Gaëlla suivit le regard de son amie mais n'eut pas à chercher longtemps. Au-dessus d’elles, un hologramme d'horloge géante flottait dans les airs. En dessous du cadran était affiché un compte-à-rebours en rouge, qui rappela vaguement à Gaëlla celui des bombes dans les films.

– Quatre minutes et vingt secondes, lut Dacy. Tu crois que ça correspond à quoi ?

– On verra bien quand il arrivera à zéro.

– Est-ce qu'on peut visiter les immeubles à côté des carrés ? demanda Dacy en regardant sur le plan du formulaire.

– Je ne pense pas, ce sont les résidences des mères porteuses, répondit Gaëlla. Il n'y a rien à voir.

– Quel affreux métier ! Être obligée de vivre sans cesse ce cycle infernal, jusqu'à ce qu'elles soient trop... usées pour ça.

Gaëlla avait ouvert la bouche pour répondre, mais une voix résonna soudain autour d'elles dans le tunnel.

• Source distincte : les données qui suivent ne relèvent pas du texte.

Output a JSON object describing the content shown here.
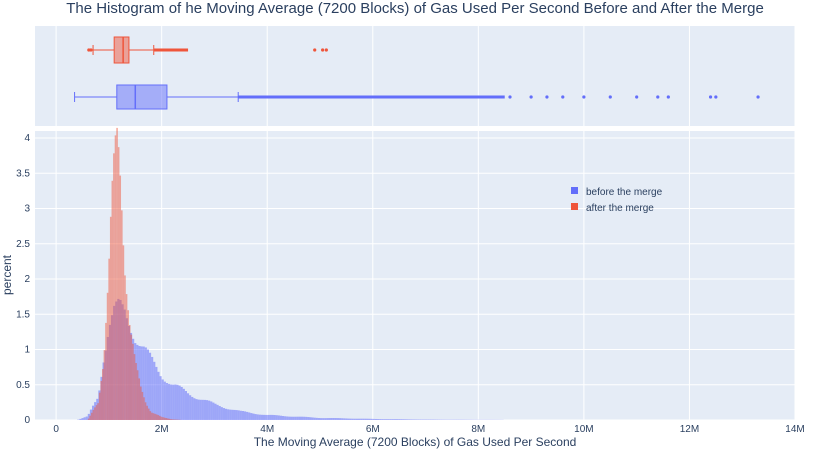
{
  "chart_data": {
    "type": "histogram",
    "title": "The Histogram of he Moving Average (7200 Blocks) of Gas Used Per Second Before and After the Merge",
    "xlabel": "The Moving Average (7200 Blocks) of Gas Used Per Second",
    "ylabel": "percent",
    "x_range": [
      -0.4,
      14
    ],
    "y_range": [
      0,
      4.1
    ],
    "x_ticks": [
      0,
      2,
      4,
      6,
      8,
      10,
      12,
      14
    ],
    "x_tick_labels": [
      "0",
      "2M",
      "4M",
      "6M",
      "8M",
      "10M",
      "12M",
      "14M"
    ],
    "y_ticks": [
      0,
      0.5,
      1,
      1.5,
      2,
      2.5,
      3,
      3.5,
      4
    ],
    "y_tick_labels": [
      "0",
      "0.5",
      "1",
      "1.5",
      "2",
      "2.5",
      "3",
      "3.5",
      "4"
    ],
    "legend": {
      "position": "top-right",
      "entries": [
        "before the merge",
        "after the merge"
      ]
    },
    "grid": true,
    "series": [
      {
        "name": "before the merge",
        "color": "#636efa",
        "histogram": {
          "bin_width": 0.04,
          "x": [
            0.4,
            0.6,
            0.8,
            0.9,
            1.0,
            1.1,
            1.2,
            1.3,
            1.4,
            1.5,
            1.6,
            1.8,
            2.0,
            2.2,
            2.5,
            3.0,
            3.5,
            4.0,
            5.0,
            6.0,
            7.0,
            8.0,
            9.0,
            10.0
          ],
          "percent": [
            0.0,
            0.05,
            0.35,
            0.9,
            1.3,
            1.5,
            1.58,
            1.55,
            1.4,
            1.2,
            1.05,
            0.85,
            0.65,
            0.5,
            0.38,
            0.22,
            0.12,
            0.07,
            0.03,
            0.015,
            0.006,
            0.003,
            0.001,
            0.0
          ]
        },
        "box": {
          "min": 0.35,
          "q1": 1.15,
          "median": 1.5,
          "q3": 2.1,
          "upper_fence": 3.45,
          "outliers_range": [
            3.45,
            8.5
          ],
          "outliers_sparse": [
            8.6,
            9.0,
            9.3,
            9.6,
            10.0,
            10.5,
            11.0,
            11.4,
            11.6,
            12.4,
            12.5,
            13.3
          ]
        }
      },
      {
        "name": "after the merge",
        "color": "#ef553b",
        "histogram": {
          "bin_width": 0.03,
          "x": [
            0.6,
            0.8,
            0.9,
            1.0,
            1.05,
            1.1,
            1.15,
            1.2,
            1.25,
            1.3,
            1.4,
            1.5,
            1.6,
            1.7,
            1.8,
            2.0,
            2.2,
            2.4
          ],
          "percent": [
            0.0,
            0.25,
            0.9,
            2.2,
            3.0,
            3.5,
            3.85,
            3.6,
            3.0,
            2.3,
            1.4,
            0.8,
            0.45,
            0.25,
            0.12,
            0.04,
            0.01,
            0.0
          ]
        },
        "box": {
          "min": 0.7,
          "q1": 1.1,
          "median": 1.27,
          "q3": 1.38,
          "upper_fence": 1.85,
          "outliers_range": [
            1.85,
            2.5
          ],
          "outliers_sparse": [
            0.62,
            0.66,
            4.9,
            5.05,
            5.12
          ]
        }
      }
    ]
  }
}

À quatre mètres sous vos pieds, la future génération de notre espèce dort paisiblement. Les cellules au-dessus desquelles vous évoluez accueillent les nouveau-nés de zéro à deux semaines. Avant leur naissance, la grossesse des mères porteuses à partir de sept mois, se fait au sein des centres prévus à cet effet. Des parcs et des piscines sont à leur disposition. Elles passent leur temps dans les bâtiments et les espaces qui leur sont attribués avant leur accouchement.

– Tu parles, elles sont exploitées... Elles ne rêvent que de se tirer de là, j'en suis sûre, marmonna Gaëlla.

Dacy hocha vivement la tête en signe d'assentiment, tandis qu'elles poursuivaient leur marche le long du tunnel transparent.

Du premier mois de la grossesse au sixième, les mères porteuses travaillent au sein des structures préparant les nourrissons à leur future adoption. Formées à ce métier depuis leur entrée dans le quartier des pouponnières, elles assurent, encadrées par des puériculteurs certifiés, le rôle d'auxiliaires de puériculture...

Soudain, les chiffres rouges du cadran géant se mirent à clignoter. Le compte à rebours était terminé.

Un instant plus tard, des dizaines de portes, de chaque côté de l'immense salle, s'ouvrirent simultanément. Les deux jeunes filles s'arrêtèrent pour observer l'agitation qui s'ensuivit sous leurs pieds.